A indústria de máquinas e equipamentos no Brasil teve uma receita de vendas de R$ 174,5 bilhões nos primeiros sete meses deste ano, representando um aumento de 13,9% em comparação com o mesmo período do ano anterior. A informação foi divulgada nesta quarta-feira (27) pela Associação Brasileira da Indústria de Máquinas e Equipamentos (Abimaq).

“O setor apresentou crescimento na receita ao longo do ano (janeiro a julho), porém a taxa de crescimento diminuiu de 15,1% em junho de 2025 para 13,9% em julho de 2025. O bom desempenho em 2025 foi influenciado por uma base de comparação mais baixa, além do aumento de investimentos nos setores agrícola e da construção civil”, afirmou a Abimaq em comunicado.

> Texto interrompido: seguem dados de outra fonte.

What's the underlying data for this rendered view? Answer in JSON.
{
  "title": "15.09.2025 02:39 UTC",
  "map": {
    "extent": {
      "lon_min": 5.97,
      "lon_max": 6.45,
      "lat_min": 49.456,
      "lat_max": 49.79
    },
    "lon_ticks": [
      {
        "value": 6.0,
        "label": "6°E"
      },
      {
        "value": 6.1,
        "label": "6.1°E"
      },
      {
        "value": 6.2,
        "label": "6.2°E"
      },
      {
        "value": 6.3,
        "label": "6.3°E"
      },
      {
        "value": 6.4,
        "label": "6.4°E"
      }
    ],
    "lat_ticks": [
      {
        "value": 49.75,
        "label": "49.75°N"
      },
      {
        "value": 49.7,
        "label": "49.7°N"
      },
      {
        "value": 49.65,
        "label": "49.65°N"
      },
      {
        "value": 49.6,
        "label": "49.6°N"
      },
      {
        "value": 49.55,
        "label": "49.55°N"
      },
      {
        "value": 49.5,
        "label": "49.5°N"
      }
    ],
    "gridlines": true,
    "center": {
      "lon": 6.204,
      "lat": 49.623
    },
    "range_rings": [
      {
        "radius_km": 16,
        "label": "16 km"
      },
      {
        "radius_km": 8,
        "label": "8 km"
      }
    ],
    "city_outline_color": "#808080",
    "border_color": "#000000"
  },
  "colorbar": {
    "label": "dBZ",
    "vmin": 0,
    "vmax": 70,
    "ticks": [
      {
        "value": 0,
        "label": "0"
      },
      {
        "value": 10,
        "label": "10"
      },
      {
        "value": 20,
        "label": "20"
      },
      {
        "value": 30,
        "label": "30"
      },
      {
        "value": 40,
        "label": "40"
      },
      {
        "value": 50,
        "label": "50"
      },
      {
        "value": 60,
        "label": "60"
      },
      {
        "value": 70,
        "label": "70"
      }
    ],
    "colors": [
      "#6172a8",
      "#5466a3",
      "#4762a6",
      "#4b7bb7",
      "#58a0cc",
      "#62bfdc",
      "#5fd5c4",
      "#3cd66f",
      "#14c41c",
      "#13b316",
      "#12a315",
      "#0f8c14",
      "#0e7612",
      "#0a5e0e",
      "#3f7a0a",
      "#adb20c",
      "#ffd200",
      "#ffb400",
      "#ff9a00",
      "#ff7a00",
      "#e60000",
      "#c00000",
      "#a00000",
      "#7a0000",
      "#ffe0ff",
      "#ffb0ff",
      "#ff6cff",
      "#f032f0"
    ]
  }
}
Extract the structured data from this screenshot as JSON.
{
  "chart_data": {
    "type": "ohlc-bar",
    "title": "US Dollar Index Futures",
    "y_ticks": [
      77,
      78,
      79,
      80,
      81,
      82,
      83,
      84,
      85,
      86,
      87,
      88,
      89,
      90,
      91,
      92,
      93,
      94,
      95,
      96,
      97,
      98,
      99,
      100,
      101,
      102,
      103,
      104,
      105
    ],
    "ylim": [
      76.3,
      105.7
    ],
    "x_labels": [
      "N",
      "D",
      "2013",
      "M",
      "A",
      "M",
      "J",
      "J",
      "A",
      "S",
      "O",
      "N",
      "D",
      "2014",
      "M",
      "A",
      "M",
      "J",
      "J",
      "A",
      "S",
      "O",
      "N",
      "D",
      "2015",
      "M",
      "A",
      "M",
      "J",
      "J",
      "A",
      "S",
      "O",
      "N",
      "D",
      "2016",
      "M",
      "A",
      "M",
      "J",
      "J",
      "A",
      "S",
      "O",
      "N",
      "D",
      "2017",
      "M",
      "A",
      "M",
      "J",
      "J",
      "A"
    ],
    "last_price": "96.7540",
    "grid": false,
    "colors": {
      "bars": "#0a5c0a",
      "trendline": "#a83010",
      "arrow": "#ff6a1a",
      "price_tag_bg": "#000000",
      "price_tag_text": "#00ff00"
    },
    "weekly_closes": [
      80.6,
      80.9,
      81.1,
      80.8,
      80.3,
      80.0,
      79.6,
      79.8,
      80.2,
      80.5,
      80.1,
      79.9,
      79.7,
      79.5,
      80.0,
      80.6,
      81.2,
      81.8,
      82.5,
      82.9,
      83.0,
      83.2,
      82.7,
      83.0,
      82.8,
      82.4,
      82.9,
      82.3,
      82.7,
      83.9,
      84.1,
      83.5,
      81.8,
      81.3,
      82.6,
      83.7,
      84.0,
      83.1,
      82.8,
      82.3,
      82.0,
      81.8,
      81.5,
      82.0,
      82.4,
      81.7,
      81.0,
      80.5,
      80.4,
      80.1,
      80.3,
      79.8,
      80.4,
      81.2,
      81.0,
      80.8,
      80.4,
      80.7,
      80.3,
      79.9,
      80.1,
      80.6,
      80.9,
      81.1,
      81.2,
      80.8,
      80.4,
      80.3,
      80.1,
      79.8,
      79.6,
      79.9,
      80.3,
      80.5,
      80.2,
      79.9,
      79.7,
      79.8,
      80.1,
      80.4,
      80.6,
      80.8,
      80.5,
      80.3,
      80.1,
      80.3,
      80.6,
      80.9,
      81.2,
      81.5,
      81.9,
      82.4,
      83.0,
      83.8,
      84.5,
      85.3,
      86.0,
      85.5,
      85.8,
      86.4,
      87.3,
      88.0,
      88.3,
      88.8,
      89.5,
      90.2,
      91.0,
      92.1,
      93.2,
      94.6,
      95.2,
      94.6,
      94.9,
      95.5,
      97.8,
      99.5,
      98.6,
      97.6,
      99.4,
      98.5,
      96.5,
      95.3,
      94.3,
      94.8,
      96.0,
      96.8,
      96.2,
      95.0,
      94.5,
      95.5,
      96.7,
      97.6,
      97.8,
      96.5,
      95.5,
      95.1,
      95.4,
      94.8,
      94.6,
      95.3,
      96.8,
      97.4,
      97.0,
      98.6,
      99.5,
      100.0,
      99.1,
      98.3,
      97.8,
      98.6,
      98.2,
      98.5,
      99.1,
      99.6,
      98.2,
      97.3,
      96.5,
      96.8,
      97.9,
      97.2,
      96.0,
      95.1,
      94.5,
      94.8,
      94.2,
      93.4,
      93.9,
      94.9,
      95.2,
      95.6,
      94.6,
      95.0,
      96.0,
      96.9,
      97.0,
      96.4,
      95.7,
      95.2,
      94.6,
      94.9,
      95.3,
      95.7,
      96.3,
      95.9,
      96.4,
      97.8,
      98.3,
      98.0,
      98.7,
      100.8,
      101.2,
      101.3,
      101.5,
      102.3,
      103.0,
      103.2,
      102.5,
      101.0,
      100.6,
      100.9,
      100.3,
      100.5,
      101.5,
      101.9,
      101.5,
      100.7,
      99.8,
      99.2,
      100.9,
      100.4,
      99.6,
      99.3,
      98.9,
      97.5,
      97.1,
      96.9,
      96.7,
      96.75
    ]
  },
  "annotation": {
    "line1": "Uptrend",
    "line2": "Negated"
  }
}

Entre janeiro e julho, a receita proveniente das vendas internas do setor alcançou R$ 133,8 bilhões, um aumento de 18,2% em relação ao mesmo período do ano passado. As exportações, por outro lado, totalizaram US$ 7,05 bilhões nos sete primeiros meses de 2025, demonstrando uma redução de 4,4% quando comparado com o mesmo período de 2024. Em julho, antes da implementação de tarifas adicionais pelos Estados Unidos contra o Brasil, o setor exportou US$ 1,2 bilhão, uma queda de 4,8% em relação ao resultado de julho de 2024.
“Apesar da queda nas exportações, houve um aumento nas vendas de máquinas agrícolas e de máquinas para a produção de bens de consumo não duráveis. O maior crescimento foi observado nas vendas para os países da América do Sul, especialmente na Argentina, Chile e Peru”, ressaltou a Abimaq em nota.
De acordo com a associação, houve mudanças significativas nos destinos das exportações brasileiras de máquinas e equipamentos no decorrer de 2025. As vendas para a América do Norte diminuíram em 11,6%, enquanto para a Europa e América do Sul registraram crescimentos de 10,7% e 15,9%, respectivamente.
Na América do Sul, a Argentina se destacou com um crescimento de 52,4% nas exportações brasileiras, impulsionado pelo aumento das vendas de máquinas para agricultura (+104%) e construção civil (+87%). Já para os Estados Unidos, que representam 26,1% das exportações do setor em 2025, as vendas diminuíram 10,6%, principalmente devido à redução na demanda por máquinas para construção civil (-21%).
As importações, por sua vez, continuaram a crescer, atingindo US$ 18,6 bilhões de janeiro a julho, um aumento de 10,5% em comparação com 2024.
“O aumento das importações de máquinas e equipamentos, em praticamente todos os setores da economia brasileira, reflete a perda de competitividade do setor. Em 2025, a proporção de bens importados no consumo nacional de máquinas e equipamentos chegou a 46%”, afirmou a Abimaq.
A associação observou um aumento significativo na presença de máquinas importadas no mercado brasileiro, com destaque para aquelas provenientes da China. Nos últimos dez anos, a participação da China no total de máquinas importadas pelo Brasil quase dobrou (de 16,6% em 2015 para 32% em 2025).